I've been battling my insomnia with some pharmaceutical assistance lately. Don't worry - I take only one pill a night, only if I'm able to sleep at least six or seven hours, and it's non-addictive medication. It's been working for though, and even though I still feel tired when I wake up, at least I am getting actual sleep. It's got to be better than sleeping only an hour or two a night. At the very least, my eyes don't have that sunken, corpse-like look to them anymore.
I had a raging headache when I woke up this morning. Part of that might have been that I waited a bit late to take the pill, and part of it might have been that the girls were especially slow and difficult this morning, so I woke directly to stress and anger as I tried to get them moving to go to school.
I was able to go back to sleep for a couple of hours after they left for school, and when I awoke again, the headache was completely gone, though I did feel extremely tired still. I'm nearly through my large morning cup of coffee and seem to be recovering from that as well now.

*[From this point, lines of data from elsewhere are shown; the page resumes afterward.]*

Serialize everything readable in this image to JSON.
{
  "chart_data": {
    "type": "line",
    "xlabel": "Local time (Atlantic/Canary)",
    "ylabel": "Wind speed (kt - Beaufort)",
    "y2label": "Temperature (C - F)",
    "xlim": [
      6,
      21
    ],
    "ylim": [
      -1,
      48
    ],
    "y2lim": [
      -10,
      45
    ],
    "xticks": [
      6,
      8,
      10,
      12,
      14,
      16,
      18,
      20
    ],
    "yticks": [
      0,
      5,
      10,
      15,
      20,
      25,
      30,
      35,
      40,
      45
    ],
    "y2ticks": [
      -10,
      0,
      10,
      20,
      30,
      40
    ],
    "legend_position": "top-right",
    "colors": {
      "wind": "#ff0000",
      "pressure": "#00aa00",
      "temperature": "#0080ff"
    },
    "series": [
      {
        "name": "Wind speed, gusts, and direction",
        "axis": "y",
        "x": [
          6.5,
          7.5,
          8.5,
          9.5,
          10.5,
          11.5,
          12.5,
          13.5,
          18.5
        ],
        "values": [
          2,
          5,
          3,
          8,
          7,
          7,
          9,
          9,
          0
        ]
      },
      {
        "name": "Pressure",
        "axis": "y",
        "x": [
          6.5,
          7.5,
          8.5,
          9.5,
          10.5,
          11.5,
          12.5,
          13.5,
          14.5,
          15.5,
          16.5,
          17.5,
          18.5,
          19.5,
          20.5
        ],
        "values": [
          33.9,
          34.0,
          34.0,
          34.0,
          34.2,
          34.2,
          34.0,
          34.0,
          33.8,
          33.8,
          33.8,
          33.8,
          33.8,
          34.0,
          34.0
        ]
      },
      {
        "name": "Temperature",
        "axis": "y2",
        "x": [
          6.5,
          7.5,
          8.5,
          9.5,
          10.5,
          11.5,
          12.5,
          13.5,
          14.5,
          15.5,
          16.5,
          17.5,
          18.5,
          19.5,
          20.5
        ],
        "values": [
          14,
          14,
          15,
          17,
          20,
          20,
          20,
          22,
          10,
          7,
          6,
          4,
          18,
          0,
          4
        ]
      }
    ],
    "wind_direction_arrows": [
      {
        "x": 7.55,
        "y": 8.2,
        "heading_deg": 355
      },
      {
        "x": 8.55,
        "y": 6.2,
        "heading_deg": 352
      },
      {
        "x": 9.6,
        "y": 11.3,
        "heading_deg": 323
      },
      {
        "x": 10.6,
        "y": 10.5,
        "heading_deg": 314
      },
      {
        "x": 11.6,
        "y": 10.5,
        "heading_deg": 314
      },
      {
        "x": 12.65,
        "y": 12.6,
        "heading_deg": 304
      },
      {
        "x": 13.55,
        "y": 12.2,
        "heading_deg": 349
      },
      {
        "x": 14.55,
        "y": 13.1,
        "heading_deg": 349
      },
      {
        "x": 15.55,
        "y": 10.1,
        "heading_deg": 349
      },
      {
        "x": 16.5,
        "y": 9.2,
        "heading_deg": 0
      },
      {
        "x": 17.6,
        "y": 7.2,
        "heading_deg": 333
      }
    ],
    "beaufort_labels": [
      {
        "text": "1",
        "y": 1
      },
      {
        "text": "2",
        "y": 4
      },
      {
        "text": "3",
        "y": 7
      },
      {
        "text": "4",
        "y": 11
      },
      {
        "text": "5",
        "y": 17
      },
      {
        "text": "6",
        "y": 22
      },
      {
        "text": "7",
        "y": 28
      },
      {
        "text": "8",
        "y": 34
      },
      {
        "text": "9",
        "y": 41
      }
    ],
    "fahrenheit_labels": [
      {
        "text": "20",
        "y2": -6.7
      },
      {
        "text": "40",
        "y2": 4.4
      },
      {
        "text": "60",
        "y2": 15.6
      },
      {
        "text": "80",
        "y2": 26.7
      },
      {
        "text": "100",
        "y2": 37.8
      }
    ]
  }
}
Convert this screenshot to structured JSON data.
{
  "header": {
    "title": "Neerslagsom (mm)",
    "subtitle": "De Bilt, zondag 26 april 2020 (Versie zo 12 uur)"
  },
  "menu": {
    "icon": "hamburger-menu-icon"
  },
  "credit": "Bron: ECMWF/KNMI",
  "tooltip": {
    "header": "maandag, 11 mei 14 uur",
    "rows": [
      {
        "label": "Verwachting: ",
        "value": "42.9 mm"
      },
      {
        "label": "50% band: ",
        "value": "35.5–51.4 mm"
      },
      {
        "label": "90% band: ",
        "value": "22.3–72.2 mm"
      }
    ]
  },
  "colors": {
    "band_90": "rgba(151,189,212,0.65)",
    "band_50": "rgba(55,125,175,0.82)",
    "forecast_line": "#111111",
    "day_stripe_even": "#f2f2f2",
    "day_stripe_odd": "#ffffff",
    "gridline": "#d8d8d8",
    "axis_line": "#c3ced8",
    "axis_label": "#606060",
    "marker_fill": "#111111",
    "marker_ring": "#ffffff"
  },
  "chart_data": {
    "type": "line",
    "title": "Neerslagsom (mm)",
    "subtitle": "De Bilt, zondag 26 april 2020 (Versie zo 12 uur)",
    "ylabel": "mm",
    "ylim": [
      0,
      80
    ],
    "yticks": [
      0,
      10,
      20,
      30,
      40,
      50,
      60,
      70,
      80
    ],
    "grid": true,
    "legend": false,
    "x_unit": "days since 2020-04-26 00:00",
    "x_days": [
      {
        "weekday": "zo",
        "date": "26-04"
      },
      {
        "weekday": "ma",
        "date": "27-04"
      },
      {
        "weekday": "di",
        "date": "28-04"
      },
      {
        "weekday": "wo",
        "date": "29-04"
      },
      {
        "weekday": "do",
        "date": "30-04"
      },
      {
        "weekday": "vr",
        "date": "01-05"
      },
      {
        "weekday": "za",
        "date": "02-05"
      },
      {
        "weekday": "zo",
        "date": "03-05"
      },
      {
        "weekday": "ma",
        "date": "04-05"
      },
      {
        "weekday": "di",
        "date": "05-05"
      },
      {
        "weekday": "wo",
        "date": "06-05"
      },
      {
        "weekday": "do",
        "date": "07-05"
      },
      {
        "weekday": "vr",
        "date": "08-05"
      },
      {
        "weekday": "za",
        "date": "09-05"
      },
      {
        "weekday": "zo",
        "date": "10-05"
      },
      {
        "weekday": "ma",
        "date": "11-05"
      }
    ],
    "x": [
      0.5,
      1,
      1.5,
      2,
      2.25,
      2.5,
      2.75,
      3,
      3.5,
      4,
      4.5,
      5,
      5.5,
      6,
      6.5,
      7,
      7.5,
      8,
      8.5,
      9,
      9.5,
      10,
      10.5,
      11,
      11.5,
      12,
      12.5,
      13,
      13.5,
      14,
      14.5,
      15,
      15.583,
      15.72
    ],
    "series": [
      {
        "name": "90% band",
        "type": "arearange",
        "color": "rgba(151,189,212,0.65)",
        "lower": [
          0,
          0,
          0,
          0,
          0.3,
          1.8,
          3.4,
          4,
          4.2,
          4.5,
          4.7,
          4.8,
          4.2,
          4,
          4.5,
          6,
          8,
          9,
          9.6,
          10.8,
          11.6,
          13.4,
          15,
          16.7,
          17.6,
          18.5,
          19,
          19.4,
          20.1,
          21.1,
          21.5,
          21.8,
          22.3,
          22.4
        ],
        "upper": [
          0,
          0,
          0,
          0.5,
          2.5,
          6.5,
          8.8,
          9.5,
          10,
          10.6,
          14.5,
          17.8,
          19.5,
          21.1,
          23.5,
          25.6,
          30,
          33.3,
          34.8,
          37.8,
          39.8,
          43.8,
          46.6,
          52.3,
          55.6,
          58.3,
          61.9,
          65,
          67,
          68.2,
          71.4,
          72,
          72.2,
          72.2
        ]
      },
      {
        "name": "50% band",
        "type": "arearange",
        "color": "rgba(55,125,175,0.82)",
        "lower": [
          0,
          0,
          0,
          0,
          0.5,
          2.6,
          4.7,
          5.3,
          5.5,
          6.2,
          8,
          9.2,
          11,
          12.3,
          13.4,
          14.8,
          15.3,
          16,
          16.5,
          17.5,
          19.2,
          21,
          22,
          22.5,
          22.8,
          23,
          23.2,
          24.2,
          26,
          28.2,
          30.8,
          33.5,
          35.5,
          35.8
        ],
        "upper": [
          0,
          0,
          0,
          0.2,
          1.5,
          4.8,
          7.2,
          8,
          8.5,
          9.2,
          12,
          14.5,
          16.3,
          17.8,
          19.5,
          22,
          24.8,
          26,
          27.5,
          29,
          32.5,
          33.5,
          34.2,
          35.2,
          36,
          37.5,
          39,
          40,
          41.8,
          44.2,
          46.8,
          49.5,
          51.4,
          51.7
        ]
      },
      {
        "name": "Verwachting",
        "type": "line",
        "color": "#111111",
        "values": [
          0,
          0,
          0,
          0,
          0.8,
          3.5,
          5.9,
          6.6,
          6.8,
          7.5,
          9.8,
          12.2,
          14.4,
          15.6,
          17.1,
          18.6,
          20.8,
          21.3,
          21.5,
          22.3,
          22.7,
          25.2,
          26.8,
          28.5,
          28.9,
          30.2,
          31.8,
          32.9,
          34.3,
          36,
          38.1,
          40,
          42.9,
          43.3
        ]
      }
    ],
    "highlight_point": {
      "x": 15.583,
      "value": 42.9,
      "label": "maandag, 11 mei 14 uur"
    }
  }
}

In a couple of weeks, it appears that I won't have the opportunity to go back to sleep after the girls leave. I should be starting back to a regular job - FINALLY - and life will get back to normal - whatever that means. I am looking forward to it though. I've been feeling rather useless without a regular job, even though I've been keeping pretty busy with my freelance work. And I'll be happy to be earning all of my money again, little as it is.
I've got a couple of stories to write today, as well as the Man United-AC Milan Champions League match to watch. I'm hoping for a good, exciting game to get my blood pumping and a United win (OF COURSE!) to give me a good solid boost in the spirit.
Tomorrow I'll be heading into town to do some preliminary work for a freelance editing gig I've been offered and for a chat with my editor before my return to work.
And though I seldom do any kind of star memorials, I'd like to add here a word on the death of Corey Haim. It is especially sad to see the loss of someone who had such potential and whom we have watched over the years slip from the path of greatness due to human weakness and exposure to stardom and excess too young. When success comes early and easily, the vagaries of life are sometimes too much to handle for a person unprepared for and uninitiated in failure. Strength is artificial, and escape is easier than the fight. That Corey Haim recognized his weakness is admirable and that he succumbed to it is cause for sympathy and empathy rather than derision.